Sisters in Charge, the estate sale arm of our company, offers expert guidance in sorting through people’s accumulations, and turning unwanted items into new-found money for homeowners and new-found treasures for you.
Collins McKenzie says there are five timeless finds and valuable antiques shoppers should always be on the lookout for, and, if need be, restore. They include:
According to homethingspast.com, wingback chairs or fireside chairs were designed for enjoying the warmth of a fire while your back and sides were protected from chilly drafts. By the early 1700s, the chairs features cabriole legs and curving lines that set off the beautiful upholstery.
The Romans were the first to create a large, semicircular table, but smaller and more elegant versions began appearing in French entry halls in the 1700s, OneKingsLane.com. By the 1750s, the newly dubbed Demilune table was everywhere.
The Settee, or sofa, was an upholstered seat with back and arms (sometimes upholstered), designed to accommodate two or more people in a sitting or reclining position, according to brittanica.com.
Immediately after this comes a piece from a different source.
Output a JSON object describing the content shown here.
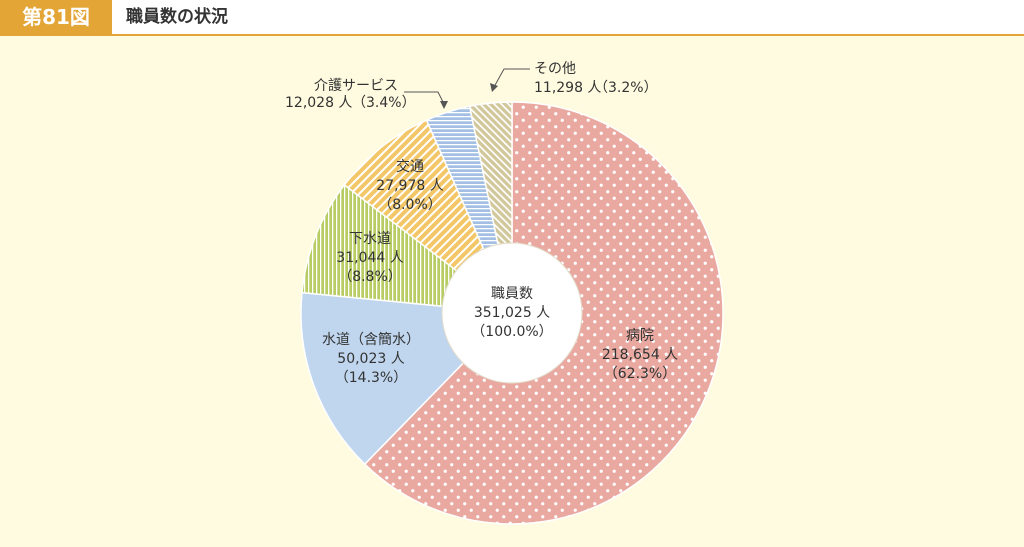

The earliest surviving types, dating back to the 17th century in Europe, have sides that let down for conversion into a bed.
In colonial America, wooden dough bowls were a warm place where bread could rise prior to baking. A good dough bowl was handed down through generations with each descendant adding her own mark to the history written in wood until she left her dough bowl to her children.
Silverware is the generically used term to describe our eating utensils – knives, spoons, forks – and also serving dishes and decorative items.
Since the Romans, silver has been used to make utensils, but only royalty or the very wealthy could afford it until the end of the nineteenth century. Indeed, the ability to own and control precious metals has always been the prerogative of nobility and the wealthy merchant classes, writes encyclopedia.com. In the eighteenth century, silver eating utensils and serving pieces were popular in Europe and America for those who could afford them. Gorham Manufacturing Company began making table silver in the U.S. in 1831.